Magnesium is responsible for over 300 enzymatic processes that help keep you energized and healthy. If you’re deficient in magnesium, that’s over 300 processes your body can’t effectively do. The end result is you feel like a sock. A sweaty, old, smelly gym sock.

How to fix it: Magnesium gets zapped from your system pretty quickly because it’s involved in so much. To ensure your magnesium levels are up to par, make sure to eat four to five servings of magnesium-rich foods like spinach, chard, pumpkin seeds and almonds every day. You can also consider adding in a magnesium supplement.

4. You need to drink more fluids.

Cell dehydration can literally damage your DNA. Because of this, your brain and nervous system take dehydration very seriously. Even just a small drop in normal fluid balance in your body is enough to cause headaches and fatigue.

Most people hear about the importance of drinking plenty of water, but time and time again it’s overlooked as a reason for common health challenges. Your cells, tissues, and organs are all operating in a water medium. The more murky that water starts to get, the more you start feeling symptoms of fatigue.

When you drink a glass of water, within mere minutes that water begins to become your blood and extracellular fluid and pushes out the used fluid that’s now littered with metabolic waste products. If you don’t drink enough water, that stuff stays gummed up in your system. And you start to feel like a microwaved couch potato.

How to fix it: Make it a must to drink half of your body weight in ounces of water each day. So, a 150-pound person would make sure to get in 75 ounces, for example. Also, knock out a nice chunk of that first thing in the morning when you wake up: Give yourself an “inner bath” to start your day by drinking 20 to 30 ounces of water shortly after getting out of bed. This will set the pace and ensure that you become hydrated before the busyness of the day takes over.

5. Stress is getting the best of you.

According to research published in the Journal of the American Medical Association, as many as 80 percent of all physician visits are for stress-related issues. Stress is one of the biggest culprits in our mental and physical energy crisis today—and yet only 3 percent of patients receive stress management counseling during a doctor’s visit. Something definitely needs to change.

Stress suffocates your energy in a number of ways. With chronically elevated stress, your adrenal glands are forced to operate in maximum gear. This keeps cortisol and other stress hormones high. Excess cortisol leads to a surge of glucose in order to facilitate the perceived “fight-or-flight” situation you’re living in.
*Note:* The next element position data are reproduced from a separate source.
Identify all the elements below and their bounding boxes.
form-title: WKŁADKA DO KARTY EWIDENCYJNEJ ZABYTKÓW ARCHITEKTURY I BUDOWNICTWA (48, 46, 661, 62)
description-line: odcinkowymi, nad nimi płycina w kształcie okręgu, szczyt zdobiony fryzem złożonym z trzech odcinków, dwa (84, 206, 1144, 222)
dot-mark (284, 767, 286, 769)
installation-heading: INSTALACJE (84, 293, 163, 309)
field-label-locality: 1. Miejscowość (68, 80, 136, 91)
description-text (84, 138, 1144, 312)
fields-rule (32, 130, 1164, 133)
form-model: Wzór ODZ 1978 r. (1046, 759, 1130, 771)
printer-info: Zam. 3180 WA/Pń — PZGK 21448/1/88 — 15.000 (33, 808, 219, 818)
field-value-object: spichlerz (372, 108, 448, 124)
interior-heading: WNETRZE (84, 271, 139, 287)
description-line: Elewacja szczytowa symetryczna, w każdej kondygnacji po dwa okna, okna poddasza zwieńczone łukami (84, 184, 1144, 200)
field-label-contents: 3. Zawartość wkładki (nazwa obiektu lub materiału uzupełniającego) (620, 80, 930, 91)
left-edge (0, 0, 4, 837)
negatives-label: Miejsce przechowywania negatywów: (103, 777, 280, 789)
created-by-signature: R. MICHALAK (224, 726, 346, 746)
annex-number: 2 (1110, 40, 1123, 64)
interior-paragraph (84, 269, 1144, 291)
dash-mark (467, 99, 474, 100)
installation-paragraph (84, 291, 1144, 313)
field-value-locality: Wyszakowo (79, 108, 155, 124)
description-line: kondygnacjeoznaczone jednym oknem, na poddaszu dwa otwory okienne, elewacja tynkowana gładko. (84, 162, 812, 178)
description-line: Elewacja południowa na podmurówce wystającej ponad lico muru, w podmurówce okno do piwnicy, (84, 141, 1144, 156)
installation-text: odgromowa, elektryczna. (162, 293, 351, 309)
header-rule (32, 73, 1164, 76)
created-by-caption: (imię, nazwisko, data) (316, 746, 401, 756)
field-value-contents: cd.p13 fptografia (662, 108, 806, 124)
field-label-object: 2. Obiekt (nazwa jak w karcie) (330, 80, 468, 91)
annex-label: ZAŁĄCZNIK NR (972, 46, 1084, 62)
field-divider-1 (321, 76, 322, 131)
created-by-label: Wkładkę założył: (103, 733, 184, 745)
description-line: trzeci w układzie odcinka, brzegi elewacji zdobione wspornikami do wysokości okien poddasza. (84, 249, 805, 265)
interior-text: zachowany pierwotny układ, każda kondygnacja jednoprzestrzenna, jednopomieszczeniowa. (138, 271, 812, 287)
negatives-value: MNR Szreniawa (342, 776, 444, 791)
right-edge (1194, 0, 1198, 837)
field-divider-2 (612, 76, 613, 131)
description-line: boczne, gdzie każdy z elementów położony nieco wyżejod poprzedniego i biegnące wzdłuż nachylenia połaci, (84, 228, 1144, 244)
This is your body’s attempt to make sure you’ve got the energy to run away from that man-eating lion (or run away from that overdue phone bill—because to your body, that stress is all the same).

Spiking glucose inherently leads to crashes. And, for many of us, this is happening day after day after day.
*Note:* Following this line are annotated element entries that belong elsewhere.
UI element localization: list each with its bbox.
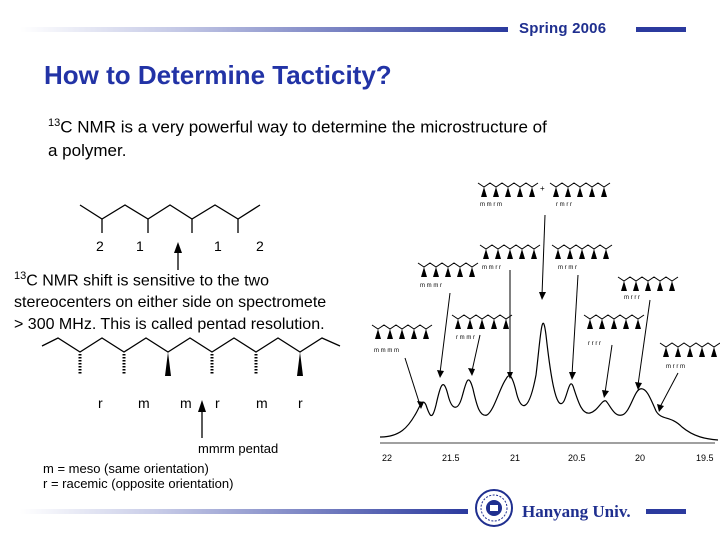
bottom-chain-label: r [298,395,303,411]
top-chain-label: 2 [96,238,104,254]
header-bar-left [20,27,508,32]
top-chain-label: 1 [214,238,222,254]
pentad-label: m m m m [374,348,399,354]
note-line-3: > 300 MHz. This is called pentad resolution. [14,316,325,333]
pentad-rmmr [452,315,512,341]
top-chain-arrowhead [174,242,182,253]
axis-tick-label: 19.5 [696,453,714,463]
pentad-caption: mmrm pentad [198,441,279,456]
peak-pointer-heads [417,292,664,412]
pentad-mmrr [480,245,540,271]
bottom-chain-label: r [98,395,103,411]
pentad-label: m m r m [480,202,502,208]
intro-line-1 [48,117,547,138]
legend-meso: m = meso (same orientation) [43,461,209,476]
pentad-label: m m m r [420,283,442,289]
note-superscript: 13 [14,270,27,282]
university-name: Hanyang Univ. [522,502,631,521]
pentad-mrrm [660,343,720,370]
footer-bar-left [20,509,468,514]
header-season: Spring 2006 [519,20,607,37]
note-line-2: stereocenters on either side on spectromete [14,294,327,311]
spectrum-trace [380,323,718,440]
footer-bar-right [646,509,686,514]
axis-tick-label: 21 [510,453,521,463]
pentad-label: m m r r [482,265,501,271]
top-chain-diagram [70,195,290,275]
axis-tick-label: 20 [635,453,646,463]
pentad-rrrr [584,315,644,347]
bottom-chain-diagram [40,330,360,460]
note-line-1 [14,270,271,290]
top-chain-label: 2 [256,238,264,254]
note-text-1: C NMR shift is sensitive to the two [26,272,269,290]
axis-tick-label: 21.5 [442,453,460,463]
pentad-mmmm [372,325,432,354]
slide-title: How to Determine Tacticity? [44,60,392,90]
intro-text-1: C NMR is a very powerful way to determine the microstructure of [60,117,547,137]
pentad-label: r m m r [456,335,475,341]
legend-racemic: r = racemic (opposite orientation) [43,476,234,491]
pentad-label: m r m r [558,265,577,271]
peak-pointers [405,215,678,407]
pentad-label: m r r m [666,364,685,370]
intro-line-2: a polymer. [48,141,127,160]
bottom-chain-label: m [180,395,192,411]
bottom-chain-arrowhead [198,400,206,412]
pentad-rmrr [550,183,610,208]
pentad-label: r m r r [556,202,572,208]
bottom-chain-label: m [138,395,150,411]
header-bar-right [636,27,686,32]
university-seal-icon [474,488,514,528]
top-chain-label: 1 [136,238,144,254]
bottom-chain-label: r [215,395,220,411]
intro-superscript: 13 [48,117,61,129]
pentad-mrmr [552,245,612,271]
axis-tick-label: 20.5 [568,453,586,463]
bottom-chain-label: m [256,395,268,411]
bottom-chain-backbone [42,338,340,352]
bottom-chain-substituents [80,352,303,376]
pentad-mrrr [618,277,678,301]
top-chain-backbone [80,205,260,219]
pentad-label: r r r r [588,341,601,347]
nmr-spectrum-figure [360,175,720,470]
pentad-label: m r r r [624,295,640,301]
pentad-mmmr [418,263,478,289]
pentad-mmrm [478,183,538,208]
axis-tick-label: 22 [382,453,393,463]
pentad-plus: + [540,184,545,193]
How to fix it: Instead of running to caffeine or sugar for a pick-me-up, be more proactive in buffering stress in the first place. Simple breathing exercises can switch off your sympathetic (fight-or-flight) nervous system within a few seconds. Meditation, restorative yoga, massage therapy, and even moving meditations like qigong and tai chi are all clinically proven to reduce your body’s stress load and enhance energy and well-being.

Find a practice that works for you, and implement it just a few minutes a day. A simple 5- to 10-minute practice can buffer your brain and body against stress and ensure you have the energy to have the quality of life you deserve.